Ano após ano, década após década, a destruição implacável que poderia ter sido realizada no espaço de duas décadas, deixando a Amazônia irreconhecível, sofreu sucessivos atrasos, perdas, falências, golpes e fraudes.
O assassinato, o ouro roubado, o dinheiro perdido, o erário público vilipendiado. O homem se viu entregue às suas próprias ilusões.
As doenças da floresta. Ah, as doenças, as pestes. A malária, o cólera, as disenterias. As febres infindáveis a retirar e inibir a vontade dos homens.
As matas ofereciam um exército de mosquitos persistentes e impenitentes, trazendo a agonia, dia após dia. Sacrificavam a predisposição para o trabalho.
O ataque, este sempre voltado para aqueles necessitados de tão difíceis resgates, abandonados por seus patrões nos rincões amazônicos, que se faziam hostis, ante seus propósitos.
Atrasar ao máximo, impedir ao máximo.
Se a humanidade ao longo de sua história não foi capaz de reunir os entendimentos necessários para a proteção de seu próprio mundo, se a teoria Gaia ficou retida nos livros, aproxima-se o momento do acerto de contas.
A Amazônia sobreviverá ao assédio que tem sofrido, tanto interna como externamente. Último grande reduto, permanecerá na sua condição de ofertante de vida e vislumbrará outros tempos.
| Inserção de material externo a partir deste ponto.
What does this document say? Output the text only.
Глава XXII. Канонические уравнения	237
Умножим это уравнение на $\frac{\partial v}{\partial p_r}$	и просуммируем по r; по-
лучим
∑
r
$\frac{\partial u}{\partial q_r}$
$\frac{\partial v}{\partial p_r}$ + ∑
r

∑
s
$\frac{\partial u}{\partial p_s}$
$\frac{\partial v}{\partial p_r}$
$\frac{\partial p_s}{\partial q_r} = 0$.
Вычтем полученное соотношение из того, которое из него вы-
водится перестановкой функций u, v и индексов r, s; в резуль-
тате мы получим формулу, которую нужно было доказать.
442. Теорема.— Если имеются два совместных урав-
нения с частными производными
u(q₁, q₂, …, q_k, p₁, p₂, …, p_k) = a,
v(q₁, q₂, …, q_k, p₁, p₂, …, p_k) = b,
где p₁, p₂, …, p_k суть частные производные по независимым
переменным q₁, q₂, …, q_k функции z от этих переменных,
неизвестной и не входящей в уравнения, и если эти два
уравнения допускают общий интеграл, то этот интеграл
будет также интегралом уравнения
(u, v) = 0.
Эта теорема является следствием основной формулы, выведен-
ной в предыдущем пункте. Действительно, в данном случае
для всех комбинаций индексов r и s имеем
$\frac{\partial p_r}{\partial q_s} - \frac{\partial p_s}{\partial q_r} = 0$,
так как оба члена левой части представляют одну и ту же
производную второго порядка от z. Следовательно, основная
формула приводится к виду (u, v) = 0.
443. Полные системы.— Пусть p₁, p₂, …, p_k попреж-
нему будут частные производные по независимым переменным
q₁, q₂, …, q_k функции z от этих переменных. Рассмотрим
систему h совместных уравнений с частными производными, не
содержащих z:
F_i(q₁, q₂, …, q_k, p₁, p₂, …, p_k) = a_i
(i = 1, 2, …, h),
Muito longe das mentes destruidoras que a cercam hoje.
Suas pérolas estão reservadas àqueles que, com experiência, ciência, dedicação e fé, não as atirarão aos porcos. A nova humanidade vai chegar ao tempo de se chegar.
A missão prossegue sendo cumprida. Quando isto se concluir o marechal intimorato, junto de seus índios, cabocos e demais amazônidas, estará com eles. A guerra invisível, aquela que ninguém percebeu, já se aproxima do fim.